Smiling at Error?

“The truly wise talk little about religion and are not given to taking sides on doctrinal issues. When they hear people advocating or opposing claims of this or that party in the church, they turn away with a smile such as men yield to the talk of children. They have no time, they would say, for that kind of thing. They have enough to do in trying to faithfully practice what is beyond dispute.”
-George MacDonald

I want to affirm that MacDonald is offering up some real wisdom here. I also want to say that this is wisdom, not law, and as with all wisdom the crucial skill is knowing when to apply it.

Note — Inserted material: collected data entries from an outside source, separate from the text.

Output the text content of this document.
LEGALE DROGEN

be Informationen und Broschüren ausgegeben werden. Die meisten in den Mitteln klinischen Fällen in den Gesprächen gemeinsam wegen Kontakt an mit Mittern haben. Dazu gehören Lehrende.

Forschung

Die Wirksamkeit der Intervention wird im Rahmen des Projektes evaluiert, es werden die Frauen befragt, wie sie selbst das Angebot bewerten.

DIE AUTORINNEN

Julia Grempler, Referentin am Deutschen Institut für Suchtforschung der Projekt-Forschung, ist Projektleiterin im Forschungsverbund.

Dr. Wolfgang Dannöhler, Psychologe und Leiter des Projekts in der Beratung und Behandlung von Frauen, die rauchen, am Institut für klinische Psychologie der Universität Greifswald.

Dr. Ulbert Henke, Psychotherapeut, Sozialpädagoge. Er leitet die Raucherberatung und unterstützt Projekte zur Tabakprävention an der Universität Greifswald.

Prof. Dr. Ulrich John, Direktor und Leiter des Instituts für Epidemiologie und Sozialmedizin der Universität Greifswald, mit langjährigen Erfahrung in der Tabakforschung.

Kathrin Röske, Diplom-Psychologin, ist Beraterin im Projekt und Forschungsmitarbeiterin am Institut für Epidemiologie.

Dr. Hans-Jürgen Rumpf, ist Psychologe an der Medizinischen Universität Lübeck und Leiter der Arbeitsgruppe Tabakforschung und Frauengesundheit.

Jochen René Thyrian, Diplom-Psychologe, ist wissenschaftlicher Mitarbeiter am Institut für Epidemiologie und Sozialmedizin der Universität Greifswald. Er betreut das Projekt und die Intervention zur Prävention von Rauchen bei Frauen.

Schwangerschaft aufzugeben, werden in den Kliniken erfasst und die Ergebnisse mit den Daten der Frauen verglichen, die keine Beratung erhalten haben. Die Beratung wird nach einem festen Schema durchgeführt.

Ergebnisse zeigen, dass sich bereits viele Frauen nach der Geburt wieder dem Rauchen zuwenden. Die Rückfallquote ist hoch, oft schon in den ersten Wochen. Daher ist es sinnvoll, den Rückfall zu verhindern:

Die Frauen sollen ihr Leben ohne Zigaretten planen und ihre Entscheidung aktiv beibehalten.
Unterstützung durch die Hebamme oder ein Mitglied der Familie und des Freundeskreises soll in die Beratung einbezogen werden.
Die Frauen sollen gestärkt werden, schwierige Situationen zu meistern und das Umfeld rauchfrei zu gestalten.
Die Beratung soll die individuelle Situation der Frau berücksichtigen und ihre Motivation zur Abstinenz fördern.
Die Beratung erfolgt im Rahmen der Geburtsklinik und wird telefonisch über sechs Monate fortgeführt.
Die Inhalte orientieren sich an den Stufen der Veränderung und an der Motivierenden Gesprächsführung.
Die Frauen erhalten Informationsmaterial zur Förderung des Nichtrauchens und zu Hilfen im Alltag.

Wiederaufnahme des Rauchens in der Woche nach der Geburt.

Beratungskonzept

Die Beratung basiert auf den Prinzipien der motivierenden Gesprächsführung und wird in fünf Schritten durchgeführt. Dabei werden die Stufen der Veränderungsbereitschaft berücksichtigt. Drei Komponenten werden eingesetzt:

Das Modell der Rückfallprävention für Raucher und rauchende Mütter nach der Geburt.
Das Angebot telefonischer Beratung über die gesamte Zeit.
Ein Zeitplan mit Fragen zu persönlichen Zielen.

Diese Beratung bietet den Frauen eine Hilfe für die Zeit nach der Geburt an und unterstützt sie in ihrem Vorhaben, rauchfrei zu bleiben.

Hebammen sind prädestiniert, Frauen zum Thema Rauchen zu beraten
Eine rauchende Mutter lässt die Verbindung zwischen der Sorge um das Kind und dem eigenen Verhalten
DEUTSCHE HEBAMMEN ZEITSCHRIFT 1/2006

There’s no time like the present, but look before you leap. The more, the merrier, but three’s a crowd. The clothes make the man, but don’t judge a book by its cover. The pen is mightier than the sword, but actions speak louder than words. All these proverbs are true in the way that proverbs can be true, and MacDonald’s advice is right up there with them. When to do which? That’s the question.  

To MacDonald’s point, there certainly are niggling doctrinal disagreements that just don’t matter. It’s fine for first-year seminarians to talk them over for the sake of the mental exercise, but how many angels can dance on the head of a pin is not a question that should divide brothers.  

My concern with bandying about a quote like the one from MacDonald, above, is that people come away with a sense that it is always wisdom to remain airily above the fray. Couldn’t Luther just go back to his prayers and agree to disagree with the Pope? What was Athanasius thinking, making such a pill of himself? Would it have killed Paul to just let Peter sit where he wanted at the church potluck? Did Jesus really need to go out of His way to pronounce woe on the Pharisees?

These men were addressing false doctrines that do real injury to God’s people, and in such cases, a wise man answers Jude’s call to contend earnestly for the faith.

Anybody can hate error because it is wrong. It takes real wisdom to hate important errors because they’re injurious, and leave the unimportant ones for a casual chat over coffee someday. May God make us wise.